West seen from the East

During the lockdown, the adv focus was on people as members of the whole society: the idea communicated by brands was that we all were living a collective experience, and that, when everything had to stop, they were working. The home was the centre of such a narration, a perfect theme for brands like Ikea or the Italian home furniture company Scavolini; empty streets, online meeting and doctors wearily smiling under the mask dominated the videos. There was no much originality, as all the bigger brands drew from such images and rhetoric. But what’s happening in the ads, now that life is slowly coming back to normality in many parts of the West, too?
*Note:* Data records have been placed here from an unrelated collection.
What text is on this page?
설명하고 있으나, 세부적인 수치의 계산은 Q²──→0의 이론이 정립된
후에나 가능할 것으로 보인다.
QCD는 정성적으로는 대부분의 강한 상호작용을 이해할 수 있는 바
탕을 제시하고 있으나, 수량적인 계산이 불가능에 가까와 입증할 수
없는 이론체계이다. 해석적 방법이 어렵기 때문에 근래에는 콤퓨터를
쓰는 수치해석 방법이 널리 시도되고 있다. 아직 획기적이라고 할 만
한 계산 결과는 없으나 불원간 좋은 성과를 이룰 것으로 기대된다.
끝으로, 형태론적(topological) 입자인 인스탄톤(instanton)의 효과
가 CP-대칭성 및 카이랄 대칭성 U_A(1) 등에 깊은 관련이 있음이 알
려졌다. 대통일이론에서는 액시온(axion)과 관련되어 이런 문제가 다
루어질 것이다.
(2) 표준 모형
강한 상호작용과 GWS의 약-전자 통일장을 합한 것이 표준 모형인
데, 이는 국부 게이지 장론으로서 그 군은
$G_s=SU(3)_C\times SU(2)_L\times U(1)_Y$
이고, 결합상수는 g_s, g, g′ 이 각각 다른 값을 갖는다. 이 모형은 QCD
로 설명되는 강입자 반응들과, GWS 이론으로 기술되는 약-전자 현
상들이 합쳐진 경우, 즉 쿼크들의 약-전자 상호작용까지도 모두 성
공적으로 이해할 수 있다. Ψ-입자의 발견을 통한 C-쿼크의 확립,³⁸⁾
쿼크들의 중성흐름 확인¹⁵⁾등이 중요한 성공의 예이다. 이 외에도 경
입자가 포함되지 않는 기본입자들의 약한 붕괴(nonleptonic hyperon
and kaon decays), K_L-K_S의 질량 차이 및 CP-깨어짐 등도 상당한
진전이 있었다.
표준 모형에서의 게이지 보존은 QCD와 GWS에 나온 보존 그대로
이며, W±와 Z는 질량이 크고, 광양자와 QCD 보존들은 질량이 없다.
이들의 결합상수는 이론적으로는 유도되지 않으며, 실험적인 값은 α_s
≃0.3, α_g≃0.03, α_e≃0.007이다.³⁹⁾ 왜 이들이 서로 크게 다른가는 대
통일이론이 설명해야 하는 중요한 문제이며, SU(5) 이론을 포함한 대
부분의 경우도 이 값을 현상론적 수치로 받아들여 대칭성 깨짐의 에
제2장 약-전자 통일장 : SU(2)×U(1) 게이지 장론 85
While some brands publish “normal” ads, without referring to what we all experienced, others hint at the ending emergency. The car brand BMW has the famous Paralympic champion Alex Zanardi, as the ambassador of its Italian TV ad released in May, embodying the message narrated by the voiceover: not to give up in front of big changes. Bank of America focuses on the rhetoric of the new beginning, showing dawn in town, with stores opening, portcullises being lifted and lights being turned on: once again, the message is clear and clarified by the narrator’s voice: “Tomorrow starts today”. A more playful tone of voice – consistent with the field of its business – is used by the fitness appliances brand Decathlon in its Spanish ad, referring to the fact that the summer holidays will be spent in the home country: what you do on holiday is more important than where you go.

Each one of these TV ads uses a different way – more playful for some, more epic for others – to refer to the changes brought in by the epidemic, but none of them explicitly refer to that situation: now people want life to be normal as much as possible, and not to be constantly reminded about the tough period. Marketing must consider this mood.